While Carlota waited for the bus that was supposed to take her to Roda de Berà, the Mossos d'Esquadra officers kept identifying people at the station. Some were simply asked for their ID, while others were forced against a wall and searched. "I don't like this. They're giving them a hard time and stopping a lot of black people; it seems a bit racist to me," complained Enriquet, a man waiting for a bus to Morell. "Well, I think it's fine. They're doing their job, and that's not racism," responded another traveler, who emphasized that she was of Moroccan origin. A few meters away, Àngels Puig explained how pleased she was to see so many officers identifying people: "I think it's fine, there are a lot of pickpockets here... But one Mossos d'Esquadra looked at me in such a way that I thought they were stopping me," she said.

This impressive deployment is the Mossos d'Esquadra's strategy to combat recidivism. In addition to the arrests that will occur, officers believe that these types of operations serve to put pressure on repeat offenders and send the message that stealing cannot be done with impunity. According to the Mossos d'Esquadra, they also serve to demonstrate to the public that the police are doing their job.

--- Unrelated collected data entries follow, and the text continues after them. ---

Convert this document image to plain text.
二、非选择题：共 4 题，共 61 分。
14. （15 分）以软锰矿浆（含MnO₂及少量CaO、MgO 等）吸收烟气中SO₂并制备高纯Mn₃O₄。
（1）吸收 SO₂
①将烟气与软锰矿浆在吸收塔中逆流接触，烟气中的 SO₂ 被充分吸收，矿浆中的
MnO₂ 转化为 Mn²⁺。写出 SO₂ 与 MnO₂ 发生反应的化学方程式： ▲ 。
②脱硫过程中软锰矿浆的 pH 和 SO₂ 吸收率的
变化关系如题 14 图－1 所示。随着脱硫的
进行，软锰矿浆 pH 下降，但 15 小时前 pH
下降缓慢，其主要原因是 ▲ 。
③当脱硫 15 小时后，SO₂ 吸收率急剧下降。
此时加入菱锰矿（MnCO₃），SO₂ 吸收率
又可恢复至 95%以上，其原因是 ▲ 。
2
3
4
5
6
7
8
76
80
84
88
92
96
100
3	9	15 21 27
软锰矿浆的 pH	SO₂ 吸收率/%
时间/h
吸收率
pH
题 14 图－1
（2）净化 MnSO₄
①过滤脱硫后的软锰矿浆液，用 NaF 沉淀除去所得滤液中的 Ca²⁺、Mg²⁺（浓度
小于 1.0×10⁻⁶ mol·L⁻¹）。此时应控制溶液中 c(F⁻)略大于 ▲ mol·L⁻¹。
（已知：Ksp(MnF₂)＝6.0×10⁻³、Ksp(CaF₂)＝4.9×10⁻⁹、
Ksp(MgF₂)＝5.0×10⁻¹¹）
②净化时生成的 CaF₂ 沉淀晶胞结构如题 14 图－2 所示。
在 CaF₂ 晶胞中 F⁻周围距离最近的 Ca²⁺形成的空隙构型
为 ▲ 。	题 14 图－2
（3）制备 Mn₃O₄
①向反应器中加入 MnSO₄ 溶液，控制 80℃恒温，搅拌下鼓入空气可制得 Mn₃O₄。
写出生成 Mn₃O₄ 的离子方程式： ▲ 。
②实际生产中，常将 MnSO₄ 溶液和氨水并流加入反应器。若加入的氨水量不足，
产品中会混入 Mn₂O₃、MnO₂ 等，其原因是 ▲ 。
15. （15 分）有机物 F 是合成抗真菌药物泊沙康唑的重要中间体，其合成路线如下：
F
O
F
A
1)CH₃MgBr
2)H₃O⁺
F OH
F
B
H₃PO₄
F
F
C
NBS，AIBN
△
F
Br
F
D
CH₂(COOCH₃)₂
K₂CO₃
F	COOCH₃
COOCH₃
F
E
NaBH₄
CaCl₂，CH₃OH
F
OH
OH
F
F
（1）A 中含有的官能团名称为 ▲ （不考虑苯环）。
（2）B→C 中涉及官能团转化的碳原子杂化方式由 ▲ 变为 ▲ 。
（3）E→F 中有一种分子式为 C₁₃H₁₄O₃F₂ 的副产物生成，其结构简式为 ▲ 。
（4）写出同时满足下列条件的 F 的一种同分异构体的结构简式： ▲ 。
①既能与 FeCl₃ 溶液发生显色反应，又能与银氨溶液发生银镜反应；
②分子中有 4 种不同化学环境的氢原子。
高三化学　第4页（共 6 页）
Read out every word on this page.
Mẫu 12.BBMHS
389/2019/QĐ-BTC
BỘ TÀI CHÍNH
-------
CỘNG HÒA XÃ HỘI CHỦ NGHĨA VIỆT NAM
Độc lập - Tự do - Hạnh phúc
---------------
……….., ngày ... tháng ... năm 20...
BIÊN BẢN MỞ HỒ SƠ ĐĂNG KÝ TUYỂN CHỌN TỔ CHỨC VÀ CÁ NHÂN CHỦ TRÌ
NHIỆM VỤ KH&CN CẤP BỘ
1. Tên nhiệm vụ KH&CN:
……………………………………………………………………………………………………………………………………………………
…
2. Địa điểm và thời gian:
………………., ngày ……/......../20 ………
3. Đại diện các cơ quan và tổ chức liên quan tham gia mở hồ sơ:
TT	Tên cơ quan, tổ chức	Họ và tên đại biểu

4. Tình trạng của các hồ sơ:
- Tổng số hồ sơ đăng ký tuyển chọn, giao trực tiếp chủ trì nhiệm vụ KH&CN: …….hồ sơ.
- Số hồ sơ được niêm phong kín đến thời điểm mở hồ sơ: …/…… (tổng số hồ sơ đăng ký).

In Girona, Operation Kanpai began in the morning and arrived just before a weekend expected to be crowded for the Temps de Flors festival. In fact, the Mossos d'Esquadra inspector in Girona, Carles Ribas, stated in statements to ACN that the objective is also to convey a sense of security. The number of criminals arriving (especially by train) to the city "is multiplying," police sources say. Ribas admitted that the district has a "clear problem with repeated offenses" and explained that they are working daily in some neighborhoods where they have identified them.

As for Lleida, around forty officers arrested at least two people this Friday and identified more than fifty others in the Eix Comercial district and in some of the city's bars considered problematic.